Zeiss Ikon Contaflex IV

I love this old camera.  It brings out the German-American in me.

Thank you to Karen Nakamura of Photoethnography

I learned of this German delight courtesy of Karen Nakamura’s Photoethnography website.  If you like film cameras, especially film cameras, you need to visit the Photoethnography Equipment page.  Very good technical details of this camera are found at Ms. Nakamura’s website at Zeiss Ikon Contaflex IV.

Richard’s Reasons to Purchase a Zeiss Ikon Contaflex IV

Here’s one reason to purchase a 55 year old Zeiss Ikon Contaflex IV camera.  Taken in my back yard in Chicago, IL, USA.


Zeiss Ikon Contaflex, Flowers w Bokeh

Beautiful Bokeh

This camera is why I purchase old film cameras, test them, and show photos to friends.

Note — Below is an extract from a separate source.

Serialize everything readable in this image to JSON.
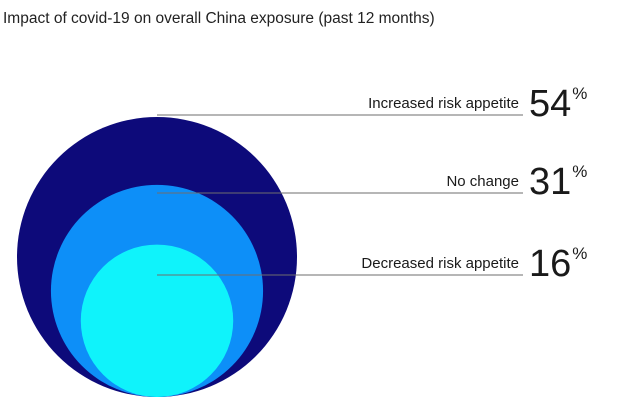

It’s a beauty.  The light meter still works and yes its uncoupled.  You flip the light meter cover, check your settings, think and adjust aperture/speed, then press the shutter.

And the shutter makes a wonderful sound.  I can easily take photos at 1/30, maybe even 1/15 and have no camera shake.

$12 dollars on eBay for this wondereful camera.  Looks good, feels good when you shoot, still works like it did in 1956 when it was made.

This is why I purchase old cameras, learn how to use them, and shoot film.  Here’s a quirky shot taken during a torrential downpour in my car going northbound on Milwaukee Avenue around 8:15 AM.  It may look underexposed, but it actually is a good photo.  Enjoy.

Zeiss Ikon Contaflex, Underexposed, Gloria on my Dashboard

Gloria the Hippo in a Chicago Rainstorm

Beware of Film Transport Problem (Germans make mistakes)

Many older film cameras present a problem (or two).  That’s just another reason I like film cameras.  I learn their “interface” (I’m a computer guy, kind of) and learn how to use the camera.  Some cameras are easy to learn, some are hard, and some are buggy.

As I recall I had trouble advancing the film on the Zeiss Ikon Contaflex IV.  Silly me, I followed the manual.

A Mr. Butkus has many old, film camera manuals on-line.  Visit the manual he posted at Zeiss Ikon Contaflex IV manual.  As I recall from looking at it, the instructions on page 28 of the manual were wrong.  Wind the film “opposite” the German instructions.  My best advice, what I always do, is take old expired film and run it through the film transport for practice.  (I purchase old expired 35mm film at garage sales just for this purpose.)

If you visit Mr. Butkus’ website enough, make a PayPal payment as your way of saying thank you.  He does good work.

Will you purchase a Zeiss Ikon Contaflex IV ?

Mine cost $12 on eBay.  It was a bargain.  And yet I’ve seen them “sold” on eBay for $40 to $50.  It’s always nice getting a bargain.  This Zeiss Ikon Contaflex deserves another photo.

Zeiss Ikon Contaflex, Flowerpot

This is fun telling stories about my old film cameras.  I hope you’re enjoying the journey.  Tell your friends about what is a film camera and leave a comment if you have time.  Thanks.


Zeiss Ikon Contaflex IV — 4 Comments

  1. i was wondering i just got the CONTAFLEX I film camera, and i was wondering where the battery is place, or if there is even a battery to use :s

    • Veronica,
      Thanks for visiting.
      My Zeiss Ikon Contaflex has no battery. It has a selenium meter that works automatically. But you’re lucky if the meter works after fifty years.
      Search for the name of your camera and the name “Butkus”. Mr. Butkus has manuals for most cameras online.

  2. Hi: My brother just gave me a Contaflex iv that an old guy gave him along with a Contessa rangefinder. I haven’t had a chance to use it yet. It also came with a telephoto and a wide angle lens, manual and filters. I think I will get the camera checked out by my camera repair man in Barrie Ont. These cameras are in mint condition. I can hardly wait to try them. I too am an old camera buff. Thanks for the info.